Heute umschwirren mich meine Gedanken keck und flatterhaft, sie ziehen an mir vorbei zum Greifen nah und machen sich über mich lustig, wenn ich sie dennoch nicht zu fassen bekomme. 
Stelle Dich also bitte auf einen ebenso flatterhaften Brief ein. Ich werde, wie ein Kind mit verbundenen Augen in eine Lostrommel, tief in das Gedankendickicht hinter meiner Stirn hineingreifen und planlos die eine oder andere Ansicht, Einsicht, Idee, Erinnerung herausfischen und hoffen, dass nicht allzu viele Nieten dabei sind.😁

Gestern war ein wunderbarer Sommertag, den ich in einer kleinen, kuscheligen Ferienwohnung auf dem Land verbracht habe, in die ich mich immer mal wieder zum Arbeiten und Schreiben zurückziehe. Zu Hause kann ich mich schlecht abgrenzen. Ständig werde ich gestört. Der Postbote, die Söhne, die pure Anwesenheit des Kühlschranks und der Schmutzwäsche, schönes Wetter, der Anruf einer Freundin, die Mail vom Verlag, der Online-Katalog. All das lenkt mich ab. Selten bleibt die Tür zu meinem Arbeitszimmer länger als 15 Minuten geschlossen. Und wenn mal keiner stört, dann gehe ich raus, um nachzuschauen, warum keiner stört. 😊 

Ich habe es verlernt, meine Konzentration lange und uneingeschränkt auf eine Sache zu richten. Ich schäme mich richtig, das zuzugeben, aber es ist so, dass ich total selten nur einer einzigen Tätigkeit nachgehe. Meistens mache ich mindestens zwei Dinge gleichzeitig. Fernsehen und parallel Schokolade vertilgen und die Lage in den sozialen Medien im Auge behalten. Autofahren und Podcasts oder Hörbücher hören. An der roten Ampel meine Mails checken. Mein spätes Frühstück essen und in einer Zeitschrift blättern (nur wenn ich alleine bin, ehrlich!). Selbst in Gesprächen bemerke ich immer wieder, wie mein Geist ungeduldig vorauseilt, weil er zu wissen glaubt, was mein Gegenüber als Nächstes sagen wird, oder aber wie er abschweift, um sich klammheimlich bereits einer anderen Sache zu widmen.
 
Ich höre mit halbem Ohr, ich sehe mit einem Drittel Auge, ich denke mit einem Viertel Hirn. 
Wann bin ich ganz?

Warum und wie ist sie mir verloren gegangen, die Fähigkeit der Hingabe an eine einzige Sache, die Kraft der Konzentration, die Hochachtung vor dem Moment? Mein Hirn fühlt sich mehr und mehr an wie ein altes, durchlöchertes Kopfkissen in der Waschmaschine. Es wird hin- und hergerüttelt, kommt wenn, dann nur kurz zur Ruhe, ehe sich der nächste Schleudergang einschaltet.
 
Kennt Ihr das Gefühl, nicht mehr Herrin der Lage in Eurem eigenen Kopf zu sein?

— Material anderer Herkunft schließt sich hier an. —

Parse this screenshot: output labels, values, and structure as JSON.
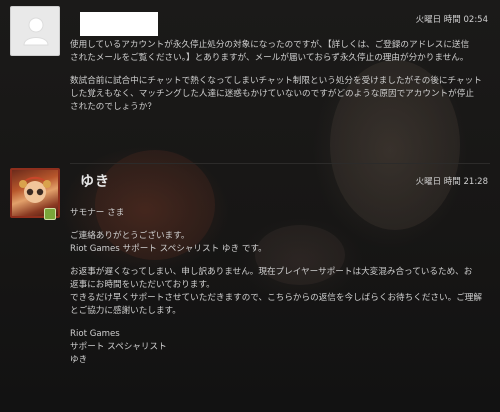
{
  "messages": [
    {
      "author": "",
      "timestamp": "火曜日 時間 02:54",
      "paragraphs": [
        [
          "使用しているアカウントが永久停止処分の対象になったのですが、【詳しくは、ご登録のアドレスに送信",
          "されたメールをご覧ください。】とありますが、メールが届いておらず永久停止の理由が分かりません。"
        ],
        [
          "数試合前に試合中にチャットで熱くなってしまいチャット制限という処分を受けましたがその後にチャット",
          "した覚えもなく、マッチングした人達に迷惑もかけていないのですがどのような原因でアカウントが停止",
          "されたのでしょうか？"
        ]
      ]
    },
    {
      "author": "ゆき",
      "timestamp": "火曜日 時間 21:28",
      "paragraphs": [
        [
          "サモナー さま"
        ],
        [
          "ご連絡ありがとうございます。",
          "Riot Games サポート スペシャリスト ゆき です。"
        ],
        [
          "お返事が遅くなってしまい、申し訳ありません。現在プレイヤーサポートは大変混み合っているため、お",
          "返事にお時間をいただいております。",
          "できるだけ早くサポートさせていただきますので、こちらからの返信を今しばらくお待ちください。ご理解",
          "とご協力に感謝いたします。"
        ],
        [
          "Riot Games",
          "サポート スペシャリスト",
          "ゆき"
        ]
      ]
    }
  ]
}
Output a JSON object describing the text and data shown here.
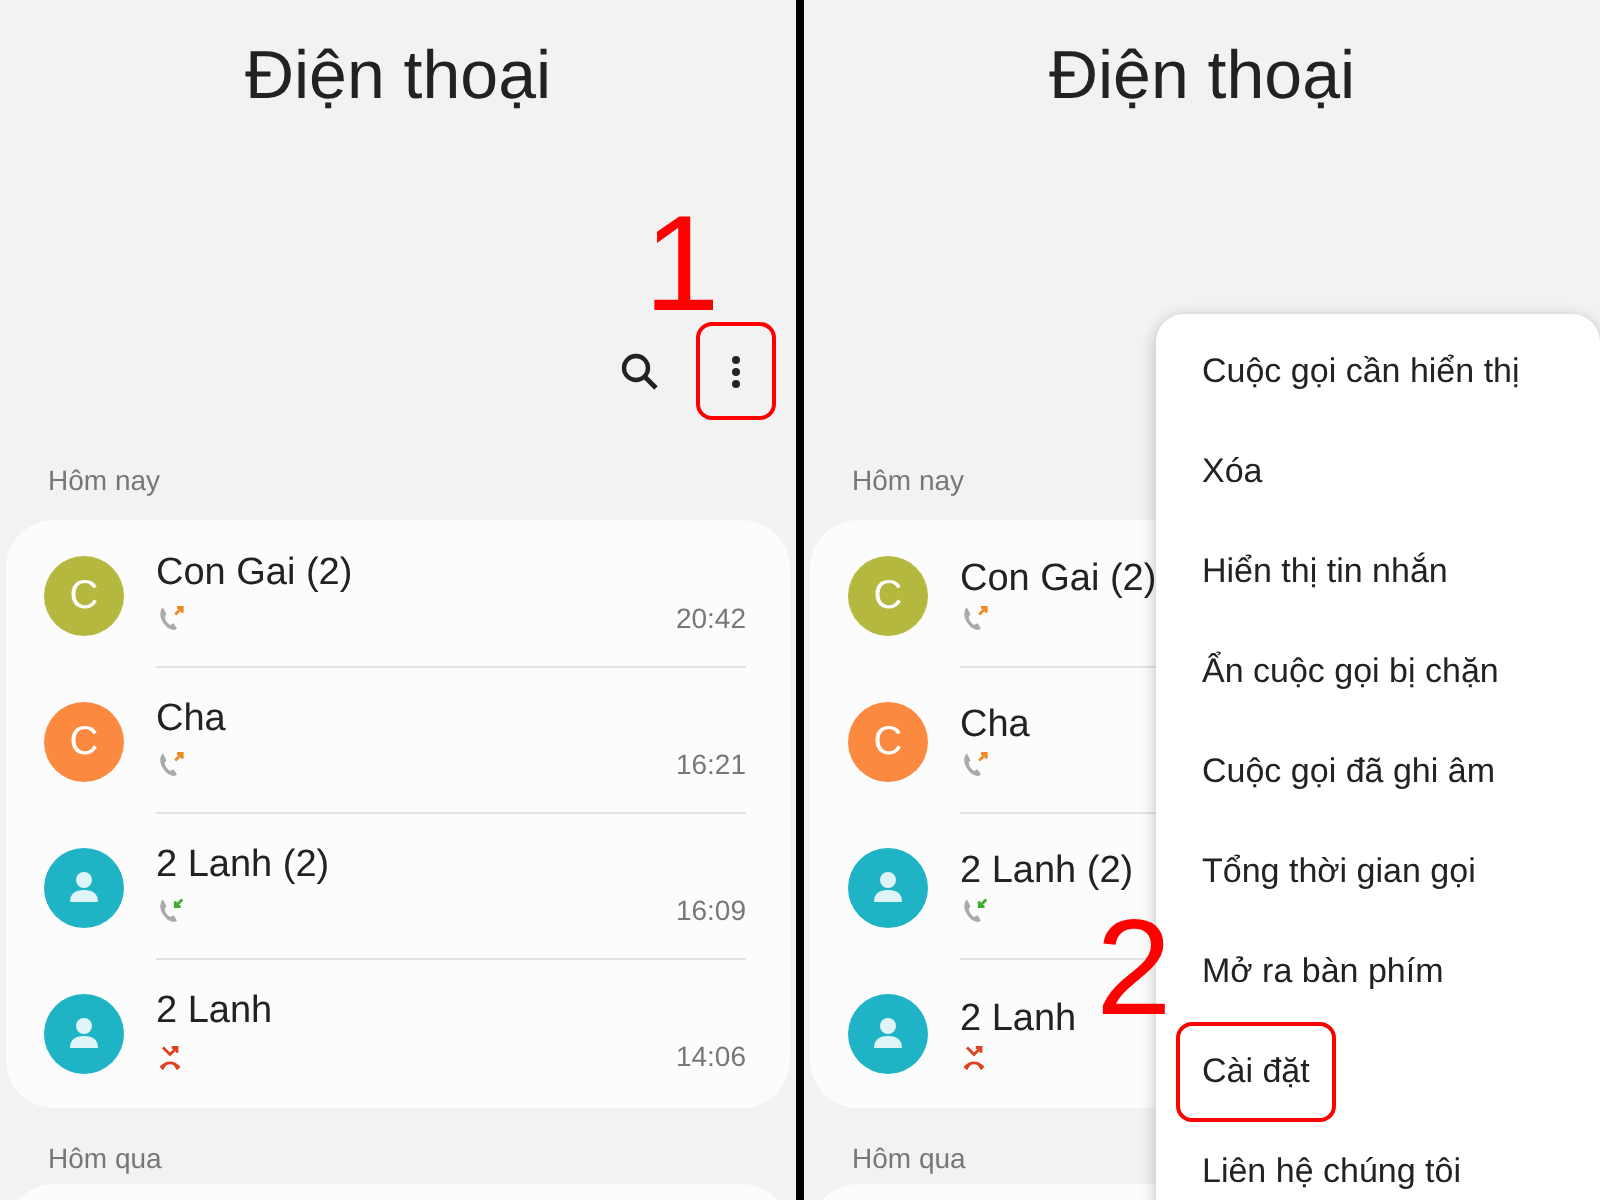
{
  "screens": [
    {
      "title": "Điện thoại",
      "step": "1",
      "toolbar": [
        {
          "kind": "search",
          "highlighted": false
        },
        {
          "kind": "more",
          "highlighted": true
        }
      ],
      "today": "Hôm nay",
      "calls": [
        {
          "name": "Con Gai (2)",
          "time": "20:42",
          "kind": "outgoing",
          "avatar": {
            "kind": "letter",
            "letter": "C",
            "color": "#b5b83f"
          }
        },
        {
          "name": "Cha",
          "time": "16:21",
          "kind": "outgoing",
          "avatar": {
            "kind": "letter",
            "letter": "C",
            "color": "#fb8a40"
          }
        },
        {
          "name": "2 Lanh (2)",
          "time": "16:09",
          "kind": "incoming",
          "avatar": {
            "kind": "person",
            "color": "#1fb3c6"
          }
        },
        {
          "name": "2 Lanh",
          "time": "14:06",
          "kind": "missed",
          "avatar": {
            "kind": "person",
            "color": "#1fb3c6"
          }
        }
      ],
      "yesterday": "Hôm qua"
    },
    {
      "title": "Điện thoại",
      "step": "2",
      "today": "Hôm nay",
      "calls": [
        {
          "name": "Con Gai (2)",
          "kind": "outgoing",
          "avatar": {
            "kind": "letter",
            "letter": "C",
            "color": "#b5b83f"
          }
        },
        {
          "name": "Cha",
          "kind": "outgoing",
          "avatar": {
            "kind": "letter",
            "letter": "C",
            "color": "#fb8a40"
          }
        },
        {
          "name": "2 Lanh (2)",
          "kind": "incoming",
          "avatar": {
            "kind": "person",
            "color": "#1fb3c6"
          }
        },
        {
          "name": "2 Lanh",
          "kind": "missed",
          "avatar": {
            "kind": "person",
            "color": "#1fb3c6"
          }
        }
      ],
      "yesterday": "Hôm qua",
      "menu": [
        {
          "label": "Cuộc gọi cần hiển thị",
          "highlighted": false
        },
        {
          "label": "Xóa",
          "highlighted": false
        },
        {
          "label": "Hiển thị tin nhắn",
          "highlighted": false
        },
        {
          "label": "Ẩn cuộc gọi bị chặn",
          "highlighted": false
        },
        {
          "label": "Cuộc gọi đã ghi âm",
          "highlighted": false
        },
        {
          "label": "Tổng thời gian gọi",
          "highlighted": false
        },
        {
          "label": "Mở ra bàn phím",
          "highlighted": false
        },
        {
          "label": "Cài đặt",
          "highlighted": true
        },
        {
          "label": "Liên hệ chúng tôi",
          "highlighted": false
        }
      ]
    }
  ]
}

Jetzt, während ich diese Sätze schreibe, würde ich am liebsten aufstehen, meinen Hund streicheln, mir einen Tee kochen, aufs Klo gehen, auch wenn ich gar nicht muss, etwas essen, auch wenn ich keinen Hunger habe. Mich durch Ablenkung entwinden aus einer Situation, die ich nicht in den Griff bekomme, die mich überfordert, obschon sie doch nur eines von mir verlangt: in ihr zu verharren und ihr meine ungeteilte Aufmerksamkeit zu schenken.

Weißt du noch, wie ich diesen Gedankengang begonnen habe? Mit einem wunderbaren Sommertag auf dem Land. Wovon ich nämlich eigentlich erzählen wollte, bevor ich abgeschweift und meinen mit mir durchgehenden Gedanken hinterhergeilt bin, war mein Besuch im Freibad. 
Der war so schön! 

Ich war völlig eins mit mir und meiner simplen Sehnsucht nach Wasser, Bahnenschwimmen und dem Geruch von Sonnencreme. Klar, ich mag das Meer sehr, und Seen mag ich fast noch mehr – aber Freibäder liebe ich! Ganz besonders diese großen, etwas altmodischen Badeanstalten auf dem Land mit ihren riesigen Liegewiesen und den großen Becken, die selten überfüllt sind.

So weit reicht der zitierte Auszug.